Google DeepMind's Gemma 3 is a family of open models, with this specific repository featuring the 12 billion parameter instruction-tuned version. Built with the same research as the Gemini models, Gemma 3 is designed for multimodal capabilities, accepting both text and image inputs to generate text outputs.

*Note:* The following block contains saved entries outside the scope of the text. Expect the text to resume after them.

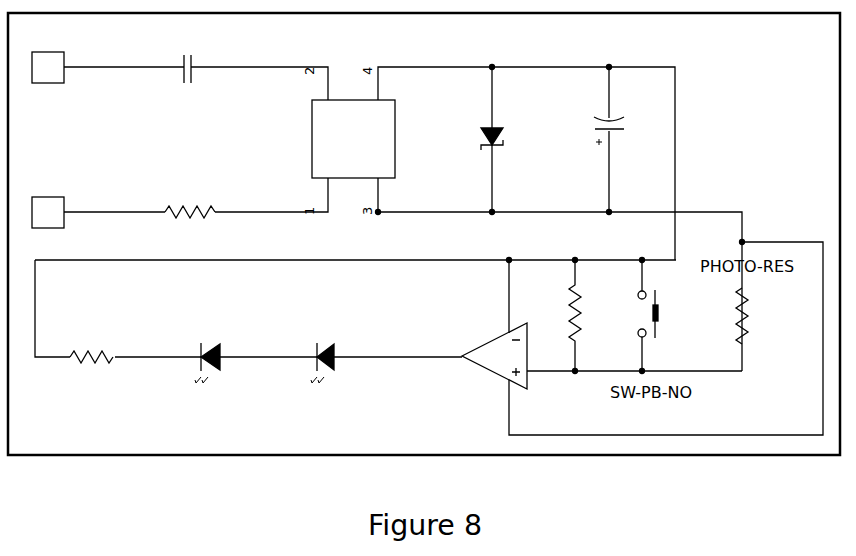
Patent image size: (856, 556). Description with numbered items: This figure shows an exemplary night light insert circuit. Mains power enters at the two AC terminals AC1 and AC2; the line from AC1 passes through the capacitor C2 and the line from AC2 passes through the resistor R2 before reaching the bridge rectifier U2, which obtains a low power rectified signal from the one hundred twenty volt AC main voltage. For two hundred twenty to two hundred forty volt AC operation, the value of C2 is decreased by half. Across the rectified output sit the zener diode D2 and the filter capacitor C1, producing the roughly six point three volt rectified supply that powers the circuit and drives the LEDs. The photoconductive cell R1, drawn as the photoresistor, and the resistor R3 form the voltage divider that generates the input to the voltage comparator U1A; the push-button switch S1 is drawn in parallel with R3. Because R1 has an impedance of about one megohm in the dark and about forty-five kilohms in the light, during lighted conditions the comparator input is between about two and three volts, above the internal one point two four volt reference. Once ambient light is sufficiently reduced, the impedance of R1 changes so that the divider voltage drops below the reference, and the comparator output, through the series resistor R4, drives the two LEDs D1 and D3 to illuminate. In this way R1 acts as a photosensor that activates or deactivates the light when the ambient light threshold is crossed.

The AC input terminal 1 AC1 is at (49, 58).
The AC input terminal 2 AC2 is at (49, 203).
The capacitor C2 is at (188, 58).
The bridge rectifier U2 is at (390, 146).
The zener diode D2 is at (519, 140).
The electrolytic capacitor C1 is at (621, 140).
The resistor R2 is at (188, 201).
The resistor R4 is at (90, 348).
The LED D1 is at (200, 362).
The LED D3 is at (315, 362).
The operational amplifier U1A is at (493, 357).
The voltage divider resistor R3 is at (585, 315).
The push button switch S1 is at (659, 315).
The photoconductive cell R1 is at (752, 316).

A key differentiator for this 12B model is its use of Quantization Aware Training (QAT), allowing it to maintain high quality while significantly reducing memory requirements when quantized to Q4_0.

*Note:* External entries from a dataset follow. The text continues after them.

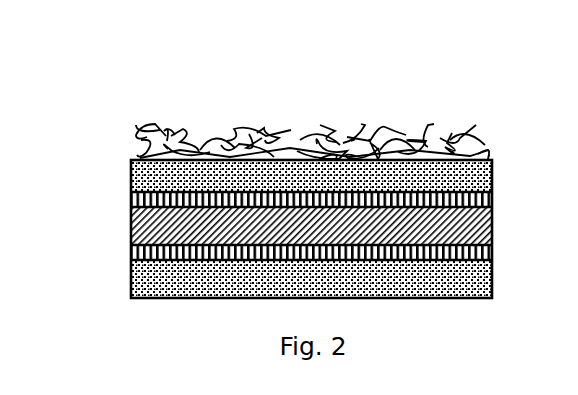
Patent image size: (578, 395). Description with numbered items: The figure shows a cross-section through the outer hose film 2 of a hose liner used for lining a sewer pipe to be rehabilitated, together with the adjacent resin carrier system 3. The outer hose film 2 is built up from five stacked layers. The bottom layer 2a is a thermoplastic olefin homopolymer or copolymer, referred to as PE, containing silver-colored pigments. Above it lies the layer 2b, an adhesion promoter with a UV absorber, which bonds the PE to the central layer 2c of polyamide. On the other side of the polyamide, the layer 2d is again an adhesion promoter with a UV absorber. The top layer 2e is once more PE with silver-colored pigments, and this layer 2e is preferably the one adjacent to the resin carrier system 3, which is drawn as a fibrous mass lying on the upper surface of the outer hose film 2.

The outer hose film 2 is at (513, 157).
The layer 2a is at (131, 277).
The layer 2b is at (131, 253).
The layer 2c is at (131, 228).
The layer 2d is at (131, 199).
The layer 2e is at (131, 173).
The resin carrier system 3 is at (385, 143).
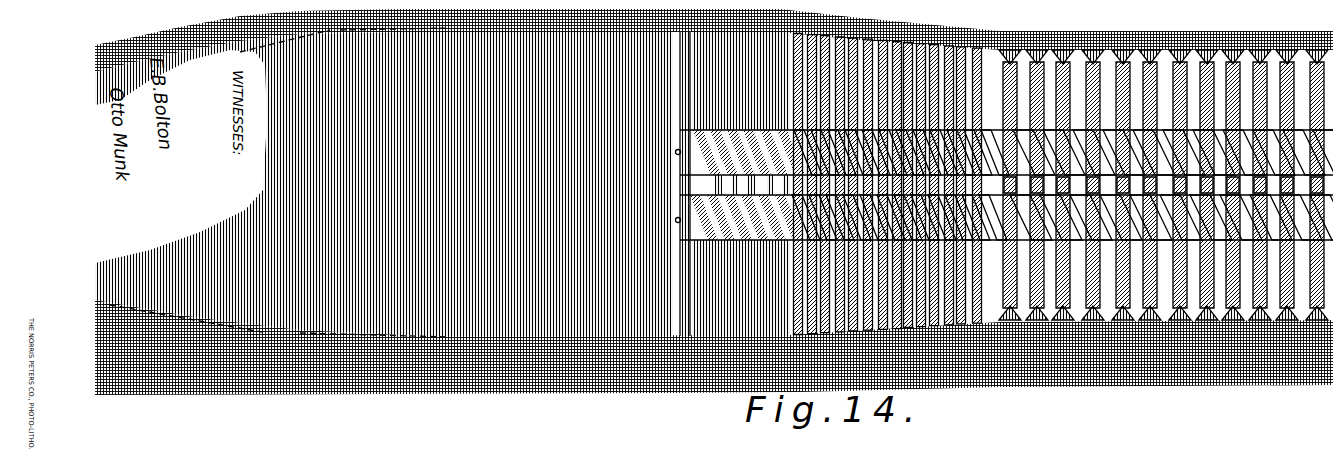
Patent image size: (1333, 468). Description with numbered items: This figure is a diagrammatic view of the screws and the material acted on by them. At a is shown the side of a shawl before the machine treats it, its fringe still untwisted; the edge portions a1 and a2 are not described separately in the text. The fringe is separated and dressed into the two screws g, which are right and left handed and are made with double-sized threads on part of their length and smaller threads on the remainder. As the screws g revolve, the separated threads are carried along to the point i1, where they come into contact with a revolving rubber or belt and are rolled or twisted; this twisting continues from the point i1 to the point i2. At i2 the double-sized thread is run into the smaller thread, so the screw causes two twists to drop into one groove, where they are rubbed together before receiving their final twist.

The side of a shawl a is at (714, 202).
The selvage edge portion a1 is at (258, 330).
The selvage edge portion a2 is at (386, 333).
The point i' i1 is at (798, 30).
The point i2 is at (962, 36).
The screws g is at (1253, 217).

Key Capabilities & Features

  • Multimodal Input: Processes both text and images (normalized to 896x896 resolution, encoded to 256 tokens each).
  • Large Context Window: Supports a total input context of 128K tokens.
  • Multilingual Support: Trained on data in over 140 languages, enhancing its global applicability.
  • Optimized for Efficiency: QAT enables near bfloat16 quality with reduced memory footprint, suitable for deployment on laptops, desktops, or private cloud infrastructure.
  • Broad Task Performance: Excels in text generation, image understanding, question answering, summarization, and reasoning.

Good for Use Cases

  • Content Creation: Generating creative text, marketing copy, or email drafts.
  • Conversational AI: Powering chatbots and virtual assistants.
  • Image Data Extraction: Interpreting and summarizing visual data for text communications.
  • Research & Education: Serving as a foundation for VLM and NLP research, or developing language learning tools.

Performance Highlights (12B PT model)

  • Reasoning: Achieves 84.2 on HellaSwag (10-shot) and 72.6 on BIG-Bench Hard (few-shot).
  • STEM & Code: Scores 74.5 on MMLU (5-shot) and 45.7 on HumanEval (0-shot).
  • Multilingual: Reaches 64.3 on MGSM and 69.4 on Global-MMLU-Lite.
  • Multimodal: Demonstrates 82.3 on DocVQA and 75.2 on AI2D.